The second key audience that must be addressed, meanwhile, will always be the staff. Succession necessarily breeds uncertainty, and in small businesses – and most large ones – that’s unwelcome. That’s why it’s vital that communication with employees starts early. The sooner people can start to adapt and have an opportunity to raise issues or risks, the sooner the business and its people can coalesce around the new leader. Only then can they move on.
Family and finance
That’s perhaps particularly an issue where the business is family-run and passing to the next generation. In these cases, there will always be doubts over the meritocracy of such successions, and it’s potentially impossible to satisfy everyone.
Two things, though, can help: First, that the successor can be seen to have ‘paid their dues’ – undertaking a rite of passage working in the business to gain the experience required, as well as the opportunity to earn the respect of their peers. Second, the appointment process should be transparent and honest. If there are competing candidates who are not family members then all candidates must be properly considered, ideally by an independent non-executive, and the reasons behind the final decision explained.
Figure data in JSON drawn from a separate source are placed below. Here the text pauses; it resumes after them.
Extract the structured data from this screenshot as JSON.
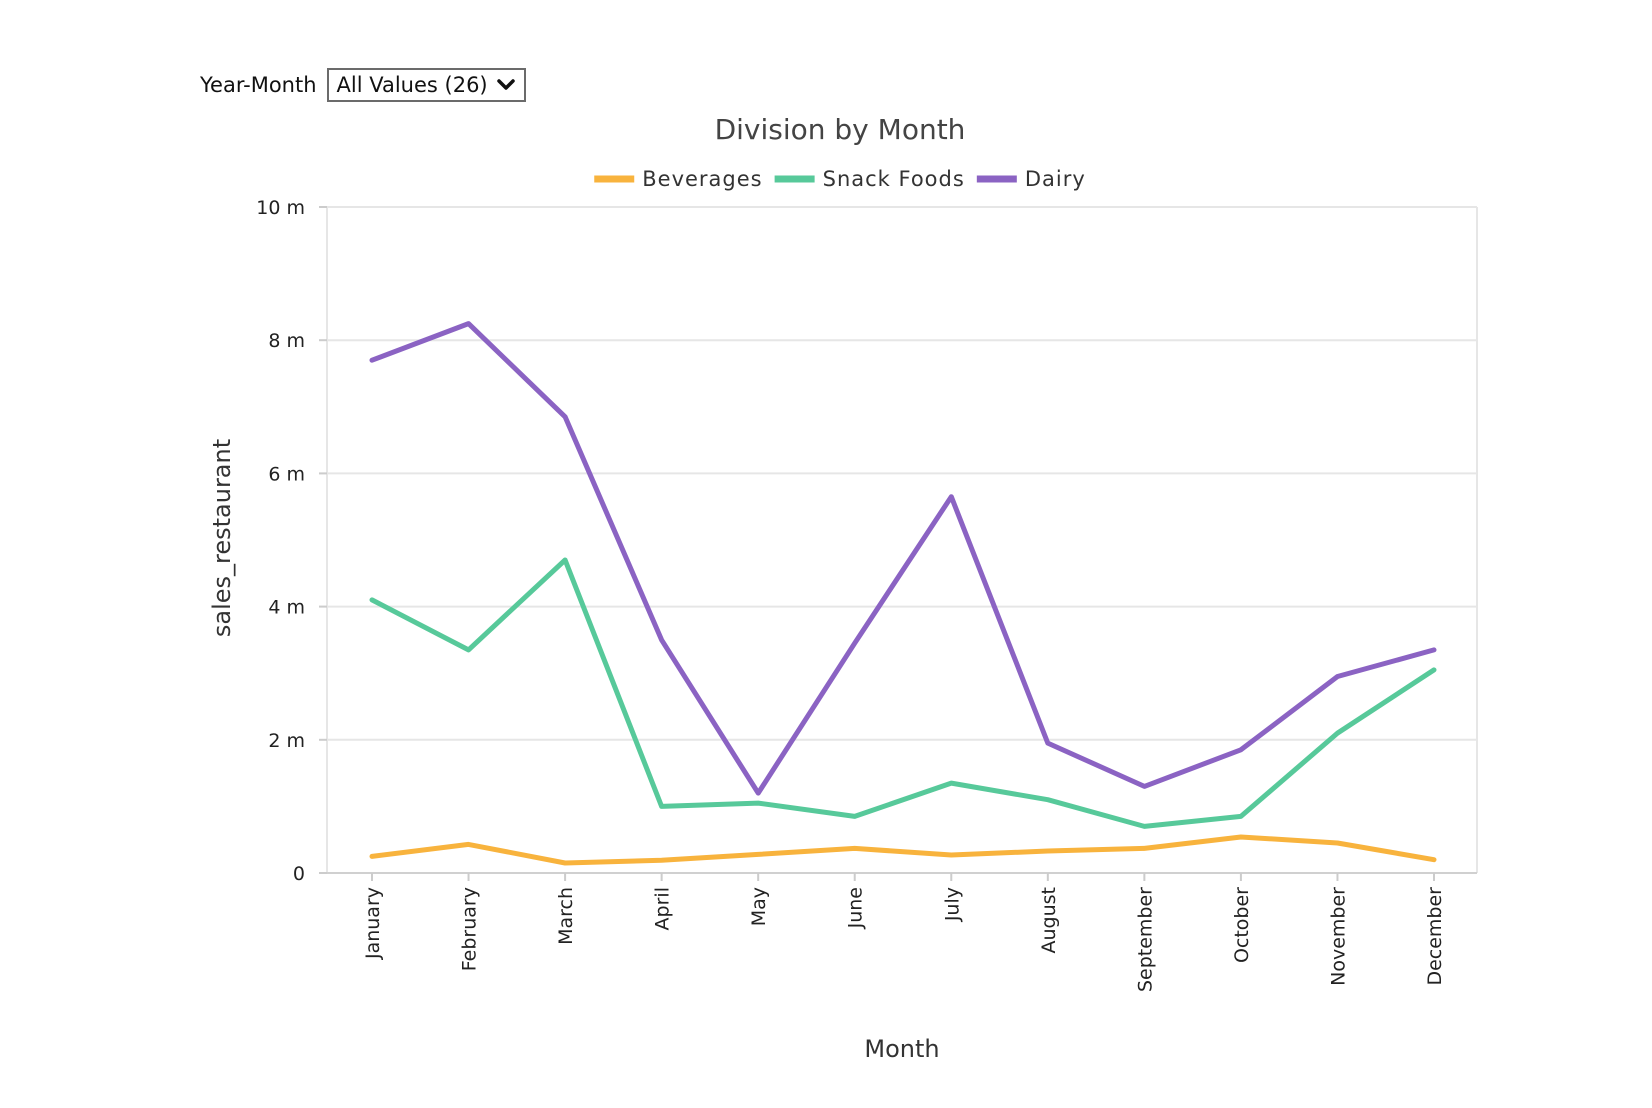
{
  "filter": {
    "label": "Year-Month",
    "selected": "All Values (26)"
  },
  "icons": {
    "dropdown": "chevron-down-icon"
  },
  "chart_data": {
    "type": "line",
    "title": "Division by Month",
    "xlabel": "Month",
    "ylabel": "sales_restaurant",
    "ylim": [
      0,
      10000000
    ],
    "yticks": [
      {
        "value": 0,
        "label": "0"
      },
      {
        "value": 2000000,
        "label": "2 m"
      },
      {
        "value": 4000000,
        "label": "4 m"
      },
      {
        "value": 6000000,
        "label": "6 m"
      },
      {
        "value": 8000000,
        "label": "8 m"
      },
      {
        "value": 10000000,
        "label": "10 m"
      }
    ],
    "grid": true,
    "legend_position": "top",
    "categories": [
      "January",
      "February",
      "March",
      "April",
      "May",
      "June",
      "July",
      "August",
      "September",
      "October",
      "November",
      "December"
    ],
    "series": [
      {
        "name": "Beverages",
        "color": "#f8b33d",
        "values": [
          250000,
          430000,
          150000,
          190000,
          280000,
          370000,
          270000,
          330000,
          370000,
          540000,
          450000,
          200000
        ]
      },
      {
        "name": "Snack Foods",
        "color": "#57c99a",
        "values": [
          4100000,
          3350000,
          4700000,
          1000000,
          1050000,
          850000,
          1350000,
          1100000,
          700000,
          850000,
          2100000,
          3050000
        ]
      },
      {
        "name": "Dairy",
        "color": "#8b63c3",
        "values": [
          7700000,
          8250000,
          6850000,
          3500000,
          1200000,
          3450000,
          5650000,
          1950000,
          1300000,
          1850000,
          2950000,
          3350000
        ]
      }
    ]
  }
}
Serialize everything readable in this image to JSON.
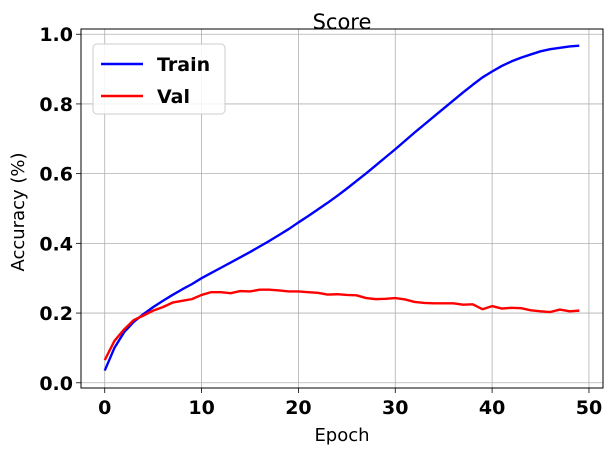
{
  "chart_data": {
    "type": "line",
    "title": "Score",
    "xlabel": "Epoch",
    "ylabel": "Accuracy (%)",
    "xlim": [
      -2.45,
      51.45
    ],
    "ylim": [
      -0.015,
      1.015
    ],
    "xticks": [
      0,
      10,
      20,
      30,
      40,
      50
    ],
    "yticks": [
      0.0,
      0.2,
      0.4,
      0.6,
      0.8,
      1.0
    ],
    "xtick_labels": [
      "0",
      "10",
      "20",
      "30",
      "40",
      "50"
    ],
    "ytick_labels": [
      "0.0",
      "0.2",
      "0.4",
      "0.6",
      "0.8",
      "1.0"
    ],
    "grid": true,
    "legend_position": "top-left",
    "x": [
      0,
      1,
      2,
      3,
      4,
      5,
      6,
      7,
      8,
      9,
      10,
      11,
      12,
      13,
      14,
      15,
      16,
      17,
      18,
      19,
      20,
      21,
      22,
      23,
      24,
      25,
      26,
      27,
      28,
      29,
      30,
      31,
      32,
      33,
      34,
      35,
      36,
      37,
      38,
      39,
      40,
      41,
      42,
      43,
      44,
      45,
      46,
      47,
      48,
      49
    ],
    "series": [
      {
        "name": "Train",
        "color": "#0000ff",
        "values": [
          0.035,
          0.1,
          0.145,
          0.175,
          0.197,
          0.217,
          0.235,
          0.252,
          0.268,
          0.283,
          0.3,
          0.315,
          0.33,
          0.345,
          0.36,
          0.375,
          0.391,
          0.407,
          0.424,
          0.441,
          0.46,
          0.478,
          0.497,
          0.516,
          0.536,
          0.557,
          0.579,
          0.601,
          0.624,
          0.647,
          0.67,
          0.694,
          0.718,
          0.741,
          0.764,
          0.787,
          0.81,
          0.833,
          0.855,
          0.876,
          0.893,
          0.909,
          0.922,
          0.933,
          0.942,
          0.951,
          0.957,
          0.961,
          0.965,
          0.967
        ]
      },
      {
        "name": "Val",
        "color": "#ff0000",
        "values": [
          0.065,
          0.12,
          0.153,
          0.18,
          0.193,
          0.207,
          0.217,
          0.23,
          0.235,
          0.24,
          0.252,
          0.26,
          0.26,
          0.257,
          0.263,
          0.262,
          0.267,
          0.267,
          0.265,
          0.262,
          0.262,
          0.26,
          0.258,
          0.253,
          0.254,
          0.252,
          0.251,
          0.243,
          0.24,
          0.241,
          0.243,
          0.239,
          0.232,
          0.229,
          0.228,
          0.228,
          0.228,
          0.224,
          0.225,
          0.211,
          0.22,
          0.213,
          0.215,
          0.214,
          0.208,
          0.205,
          0.203,
          0.21,
          0.205,
          0.207
        ]
      }
    ]
  }
}
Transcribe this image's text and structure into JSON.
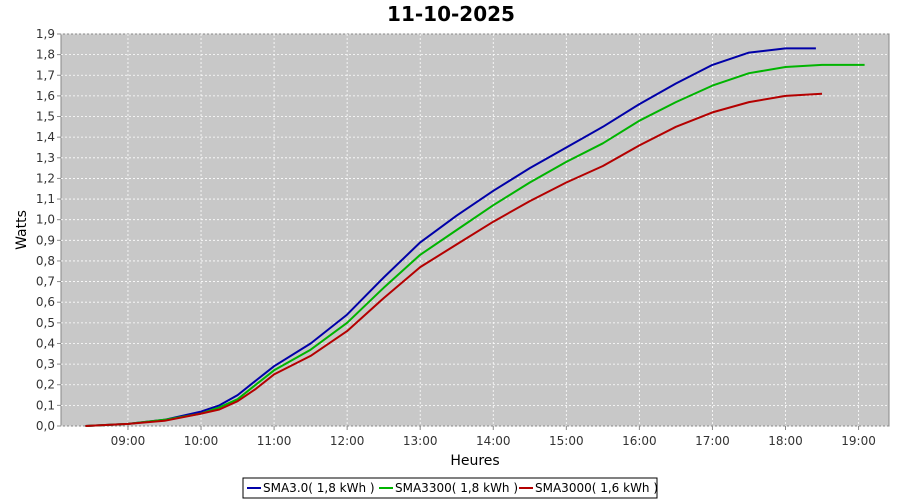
{
  "chart_data": {
    "type": "line",
    "title": "11-10-2025",
    "xlabel": "Heures",
    "ylabel": "Watts",
    "xlim": [
      "08:05",
      "19:25"
    ],
    "ylim": [
      0,
      1.9
    ],
    "x_ticks": [
      "09:00",
      "10:00",
      "11:00",
      "12:00",
      "13:00",
      "14:00",
      "15:00",
      "16:00",
      "17:00",
      "18:00",
      "19:00"
    ],
    "y_ticks": [
      "0,0",
      "0,1",
      "0,2",
      "0,3",
      "0,4",
      "0,5",
      "0,6",
      "0,7",
      "0,8",
      "0,9",
      "1,0",
      "1,1",
      "1,2",
      "1,3",
      "1,4",
      "1,5",
      "1,6",
      "1,7",
      "1,8",
      "1,9"
    ],
    "grid": true,
    "legend_position": "bottom",
    "background": "#c8c8c8",
    "series": [
      {
        "name": "SMA3.0( 1,8 kWh )",
        "color": "#0000a8",
        "x": [
          "08:25",
          "09:00",
          "09:30",
          "10:00",
          "10:15",
          "10:30",
          "10:45",
          "11:00",
          "11:30",
          "12:00",
          "12:30",
          "13:00",
          "13:30",
          "14:00",
          "14:30",
          "15:00",
          "15:30",
          "16:00",
          "16:30",
          "17:00",
          "17:30",
          "18:00",
          "18:25"
        ],
        "y": [
          0.0,
          0.01,
          0.03,
          0.07,
          0.1,
          0.15,
          0.22,
          0.29,
          0.4,
          0.54,
          0.72,
          0.89,
          1.02,
          1.14,
          1.25,
          1.35,
          1.45,
          1.56,
          1.66,
          1.75,
          1.81,
          1.83,
          1.83
        ]
      },
      {
        "name": "SMA3300( 1,8 kWh )",
        "color": "#00b400",
        "x": [
          "08:25",
          "09:00",
          "09:30",
          "10:00",
          "10:15",
          "10:30",
          "10:45",
          "11:00",
          "11:30",
          "12:00",
          "12:30",
          "13:00",
          "13:30",
          "14:00",
          "14:30",
          "15:00",
          "15:30",
          "16:00",
          "16:30",
          "17:00",
          "17:30",
          "18:00",
          "18:30",
          "19:05"
        ],
        "y": [
          0.0,
          0.01,
          0.03,
          0.06,
          0.09,
          0.13,
          0.2,
          0.27,
          0.37,
          0.5,
          0.67,
          0.83,
          0.95,
          1.07,
          1.18,
          1.28,
          1.37,
          1.48,
          1.57,
          1.65,
          1.71,
          1.74,
          1.75,
          1.75
        ]
      },
      {
        "name": "SMA3000( 1,6 kWh )",
        "color": "#b40000",
        "x": [
          "08:25",
          "09:00",
          "09:30",
          "10:00",
          "10:15",
          "10:30",
          "10:45",
          "11:00",
          "11:30",
          "12:00",
          "12:30",
          "13:00",
          "13:30",
          "14:00",
          "14:30",
          "15:00",
          "15:30",
          "16:00",
          "16:30",
          "17:00",
          "17:30",
          "18:00",
          "18:30"
        ],
        "y": [
          0.0,
          0.01,
          0.025,
          0.06,
          0.08,
          0.12,
          0.18,
          0.25,
          0.34,
          0.46,
          0.62,
          0.77,
          0.88,
          0.99,
          1.09,
          1.18,
          1.26,
          1.36,
          1.45,
          1.52,
          1.57,
          1.6,
          1.61
        ]
      }
    ]
  }
}
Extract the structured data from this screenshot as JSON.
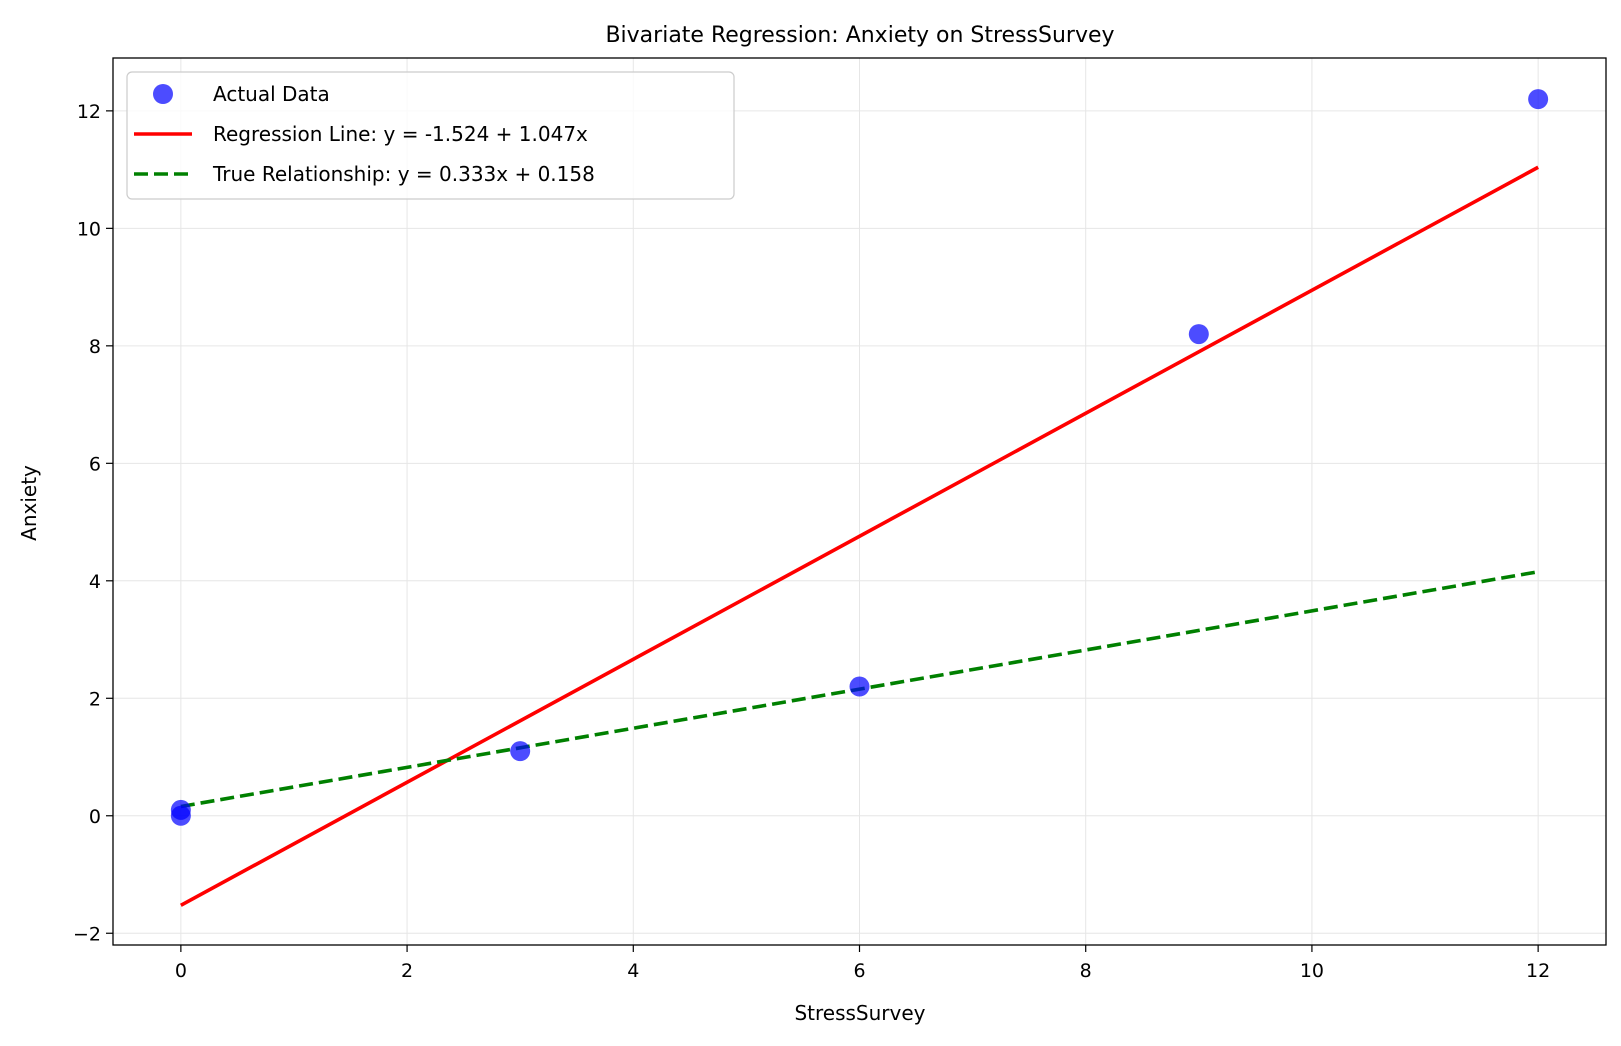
{
  "chart_data": {
    "type": "scatter",
    "title": "Bivariate Regression: Anxiety on StressSurvey",
    "xlabel": "StressSurvey",
    "ylabel": "Anxiety",
    "xlim": [
      -0.6,
      12.6
    ],
    "ylim": [
      -2.2,
      12.9
    ],
    "xticks": [
      0,
      2,
      4,
      6,
      8,
      10,
      12
    ],
    "yticks": [
      -2,
      0,
      2,
      4,
      6,
      8,
      10,
      12
    ],
    "grid": true,
    "legend_position": "upper-left",
    "series": [
      {
        "name": "Actual Data",
        "kind": "scatter",
        "color": "#0000ff",
        "points": [
          {
            "x": 0,
            "y": 0.0
          },
          {
            "x": 0,
            "y": 0.1
          },
          {
            "x": 3,
            "y": 1.1
          },
          {
            "x": 6,
            "y": 2.2
          },
          {
            "x": 9,
            "y": 8.2
          },
          {
            "x": 12,
            "y": 12.2
          }
        ]
      },
      {
        "name": "Regression Line: y = -1.524 + 1.047x",
        "kind": "line",
        "style": "solid",
        "color": "#ff0000",
        "points": [
          {
            "x": 0,
            "y": -1.524
          },
          {
            "x": 12,
            "y": 11.04
          }
        ]
      },
      {
        "name": "True Relationship: y = 0.333x + 0.158",
        "kind": "line",
        "style": "dashed",
        "color": "#008000",
        "points": [
          {
            "x": 0,
            "y": 0.158
          },
          {
            "x": 12,
            "y": 4.154
          }
        ]
      }
    ]
  }
}
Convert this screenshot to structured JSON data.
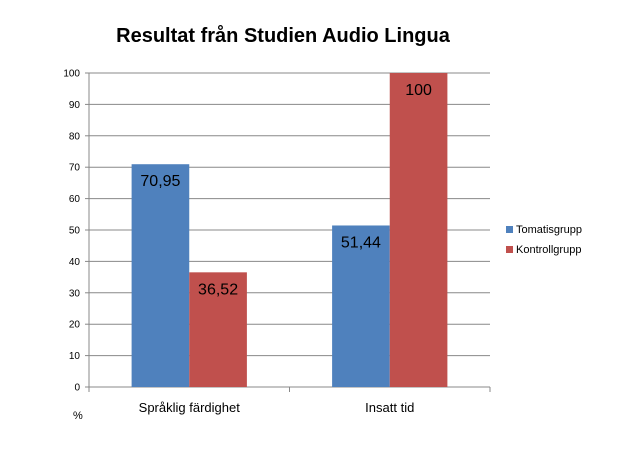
{
  "chart_data": {
    "type": "bar",
    "title": "Resultat från Studien Audio Lingua",
    "categories": [
      "Språklig färdighet",
      "Insatt tid"
    ],
    "series": [
      {
        "name": "Tomatisgrupp",
        "values": [
          70.95,
          51.44
        ],
        "labels": [
          "70,95",
          "51,44"
        ],
        "color": "#4F81BD"
      },
      {
        "name": "Kontrollgrupp",
        "values": [
          36.52,
          100
        ],
        "labels": [
          "36,52",
          "100"
        ],
        "color": "#C0504D"
      }
    ],
    "ylim": [
      0,
      100
    ],
    "yticks": [
      0,
      10,
      20,
      30,
      40,
      50,
      60,
      70,
      80,
      90,
      100
    ],
    "unit_label": "%",
    "grid": true,
    "legend_position": "right"
  }
}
The last thing that either party wants is a poisoned atmosphere that a sense of entitlement brings. In the end though, nothing matters more than the hard work, drive and focus of the new appointee. From my own experience, I am sure that in ascending to the helm of Metapraxis following my father’s sudden retirement, having only been at the business for a few years, would have put some people’s nose out of joint. But I worked incredibly hard, and still do, to set a new strategy and achieve the growth that would bring with it opportunity and reward for everyone. Seven years on and four times bigger, I think we have formed a brilliant team.
Finally, in any succession planning process, financial and business data will be vital. With the replacement of a leader there is an inevitable loss of experience and this can negatively affect the quality of decisions. Humans rely on historical experiences to predict future outcomes – it is how our minds work, and is no different in a business context. Historical data will help a new team to better predict potential outcomes based on their actions. If the drivers of performance have been identified across the business, the inputs necessary to create a model of future performance are easier to put in place.
Nowadays, accountants and finance directors with the right tools can apply complex statistical modelling, very quickly, across vast amounts of data to pull out the trends needed to create accurate future predictions about a business’s prospects. Businesses need to use data to understand their key value drivers and the spread of these across customers, products, geographies and functions. ‘What if’ scenarios based on the data will also hugely amplify the planning process.
This process should clarify the roles that really matter and where succession planning is most important. In fact, it also highlights the final reason why planning can’t wait: It helps those running the business to really consider whether the right processes, communication, governance and knowledge sharing are in place. Ultimately, it will help the business run better – whoever’s at the head.